Zimbabwe boasts of world renowned tourist atttraction sites like the Victoria Falls, Hwange National Park, Lake Kariba, Gona reZhou National Park, the Eastern Highlands and Matobo National Park.
It also shares the Kavango Zambezi Transnational Conservation Area (KAZA) with Botswana, Angola, Namibia and Botswana, the Great Limpopo Transnational Park with Mozambique and South Africa and Greater Mapungubwe Transnational Park with Botswana and South Africa.
The country is home to the big five wild animals - lion, elephant, rhino, leopard and buffalo.
Mohadi said the Africa Youth in Tourism Conference came at a time Zimbabwe's tourism industry had demonstrated the potential to stimulate economic growth while also contributing to the preservation of the eco-system.
“The tourism sector is a critical player in safeguarding the cultural heritage as well as empowerment of local communities,” he said, noting that since the 1990s the sector has been contributing significantly to Africa’s economic growth and employment creation.
“Global average total contribution of tourism to Gross Domestic Product increased from $69 billion in 1995 to $166 billion in 2014. In Africa tourism generated more than 21 million jobs on average between 2011 and 2014, which translates to 7,1 percent of the total number of jobs in Africa.”
Mohadi said the tourism industry was among the sectors that Government had identified to play a critical role in providing decent jobs as the country strives to transform the economy.
Government has also promulgated the National Tourism Master Plan and the National Tourism Sector Strategy as tools to promote the growth and development of the industry.
“This grouping (youth in tourism) is important in the realisation of this strategy. The sector will not realise the growth it deserves without applying research and there are many areas that you need to investigate and new methodologies interrogated,” he said.
In a speech read on her behalf by the Minister of Information, Publicity and Broadcasting Services Monica Mutsvangwa, First Lady Auxillia Mnangagwa, who is patron of the Zimbabwe Youth in Tourism, implored delegates to share their experiences and discuss issues that enhance their participation in the sector.
“We have heard on numerous occasions that tourism is a low-hanging fruit. I want to appeal to the Ministry of Environment, Tourism and Hospitality that this statement will not be fulfilled unless there is better and meaningful participation of the youths in the sector.
“The positive economic impact of the sector that are being enjoyed by the bigger players should also trickle down to the youths, and this way we would know that this statement has been fulfilled. Hence we call for more linkages between the youths and large tourism players across the sector’s value chain,” she said.

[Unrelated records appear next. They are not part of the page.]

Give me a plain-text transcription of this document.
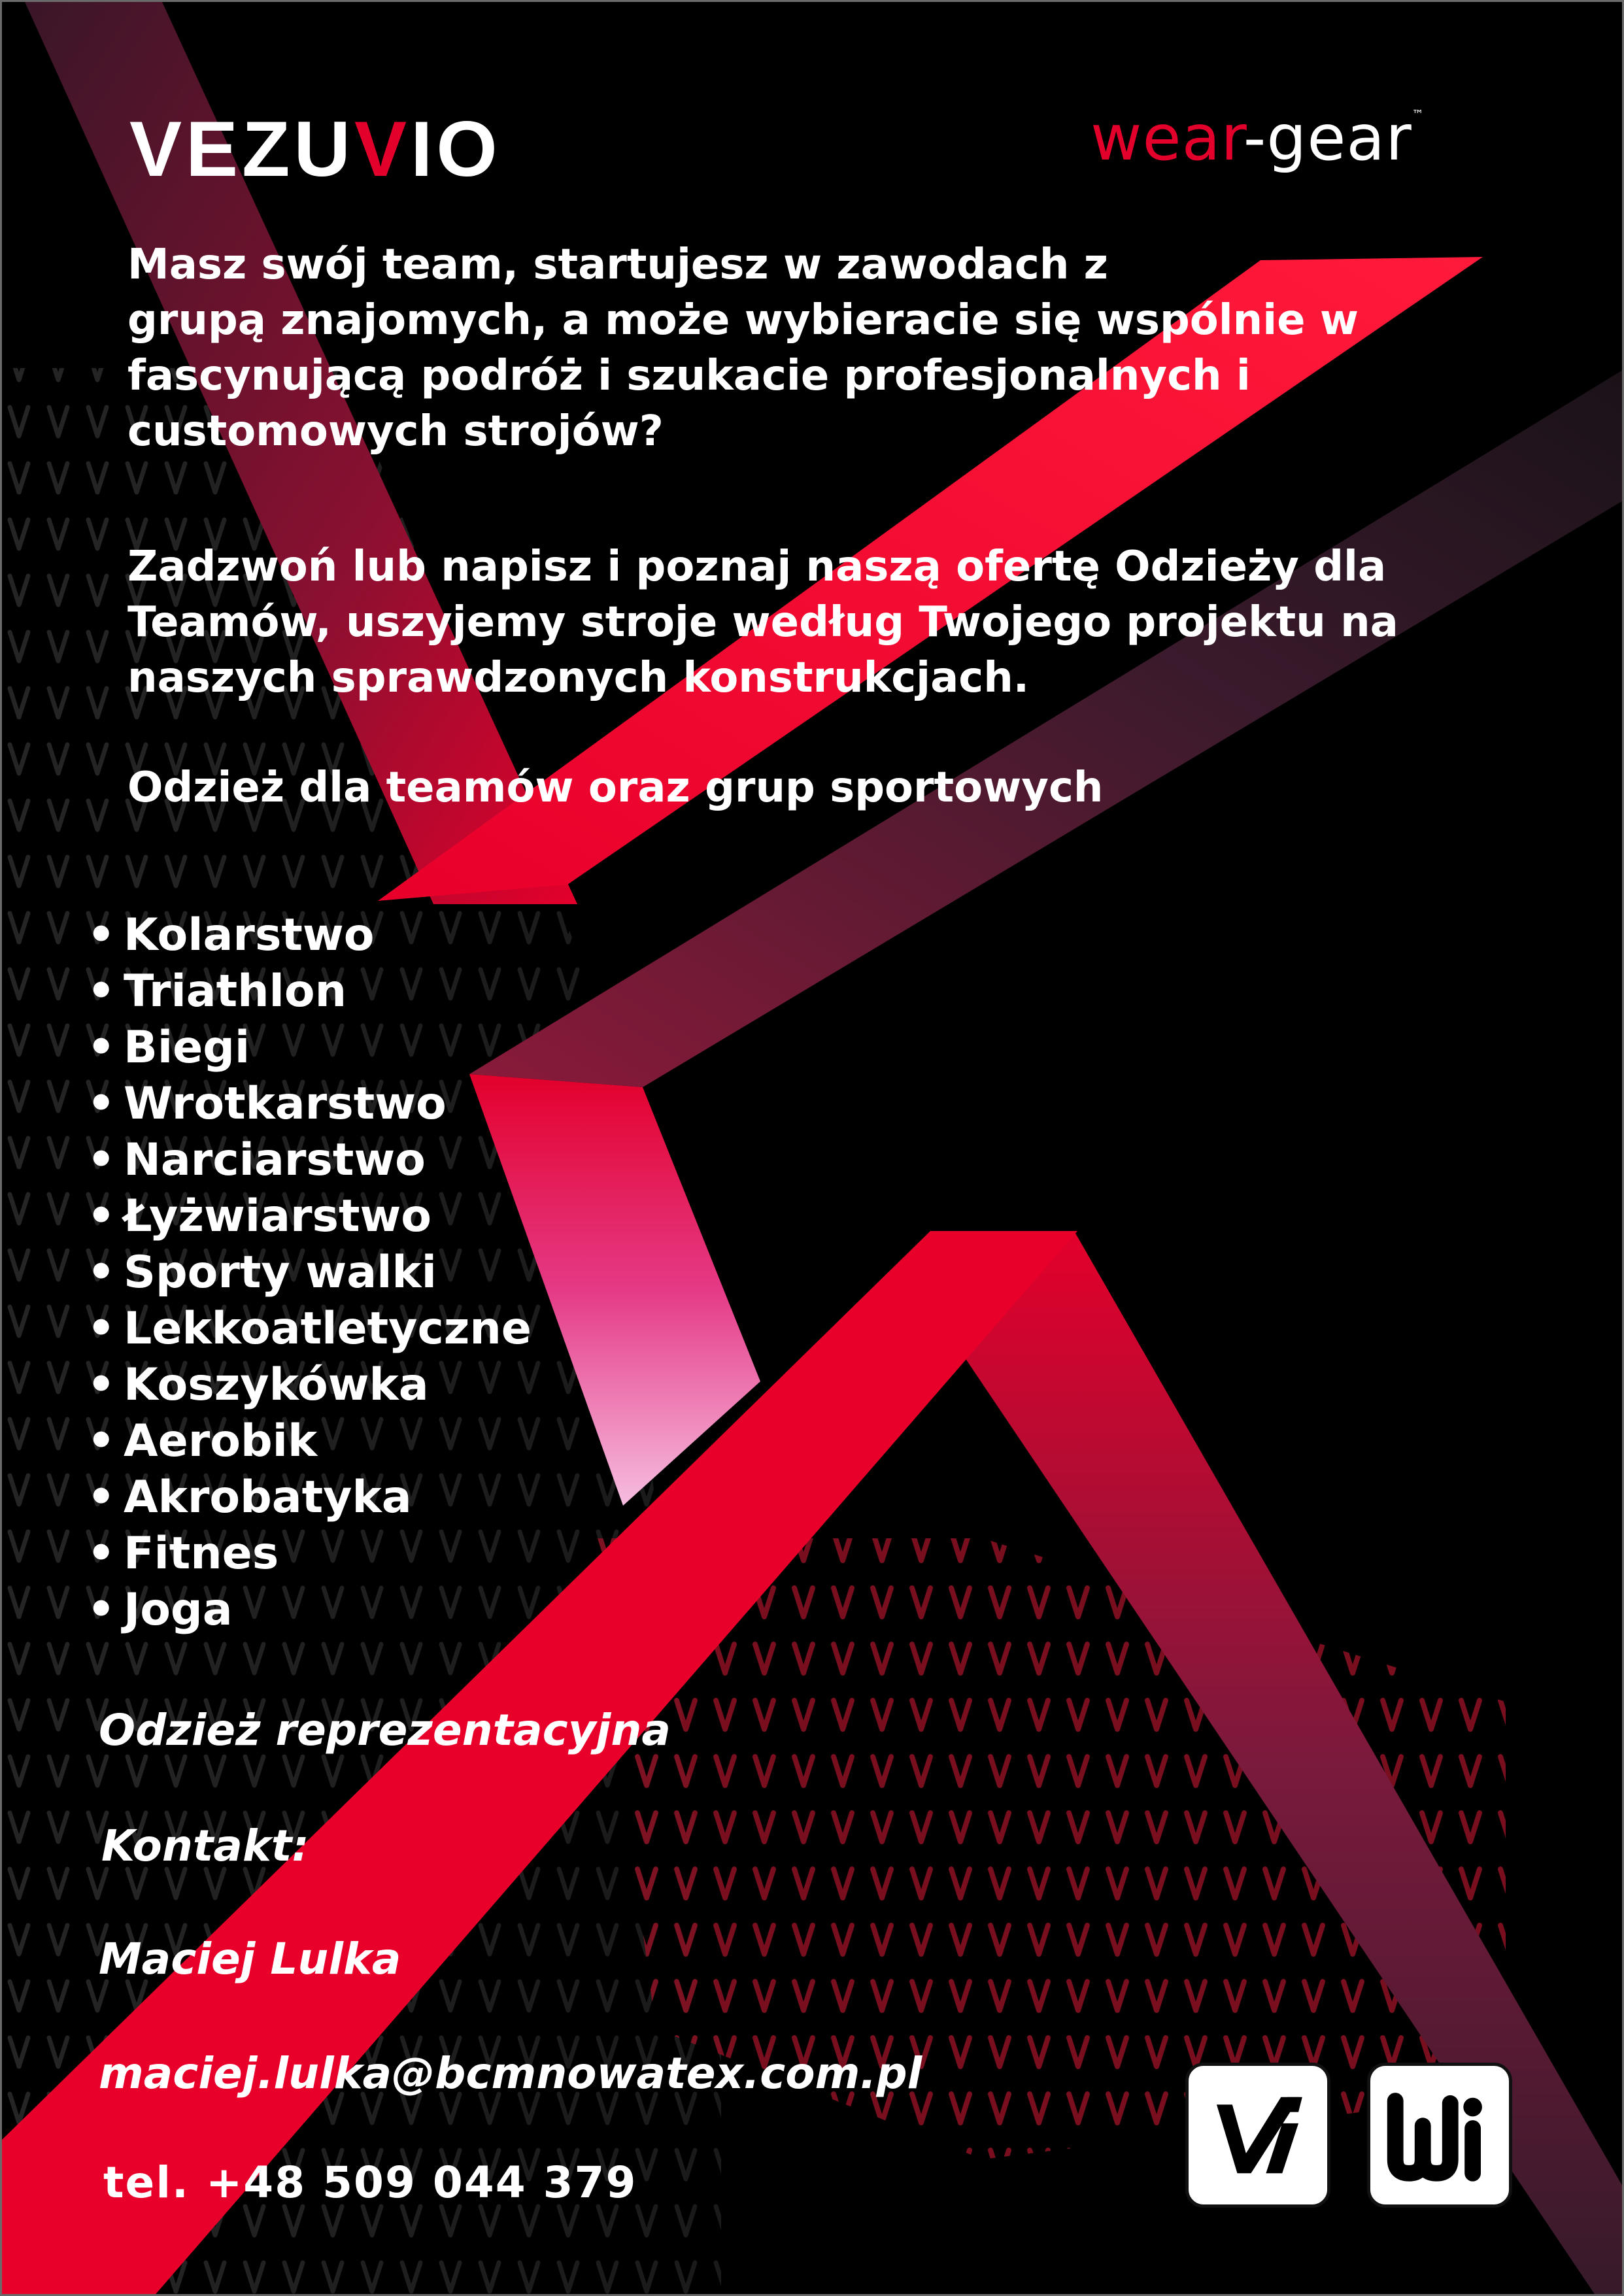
VEZUVIO	wear-gear™
Masz swój team, startujesz w zawodach z
grupą znajomych, a może wybieracie się wspólnie w
fascynującą podróż i szukacie profesjonalnych i
customowych strojów?
Zadzwoń lub napisz i poznaj naszą ofertę Odzieży dla
Teamów, uszyjemy stroje według Twojego projektu na
naszych sprawdzonych konstrukcjach.
Odzież dla teamów oraz grup sportowych
• Kolarstwo
• Triathlon
• Biegi
• Wrotkarstwo
• Narciarstwo
• Łyżwiarstwo
• Sporty walki
• Lekkoatletyczne
• Koszykówka
• Aerobik
• Akrobatyka
• Fitnes
• Joga
Odzież reprezentacyjna
Kontakt:
Maciej Lulka
maciej.lulka@bcmnowatex.com.pl
tel. +48 509 044 379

The conference, which ran under the theme, “Fostering Tourism Development and Innovation in Africa through Youth Participation”, was attended by local and foreign delegates from Angola, South Africa, South Sudan, Botswana, Mozambique and Kenya.
The First Lady also challenged the youths in tourism to apply for the $15 million tourism revolving fund availed by the Government through the Reserve Bank to promote the growth of the tourism industry.
The idea of the revolving fund, which was unveiled in January this year, was mooted in 2016 following challenges cited by industry players to access funds to develop their business.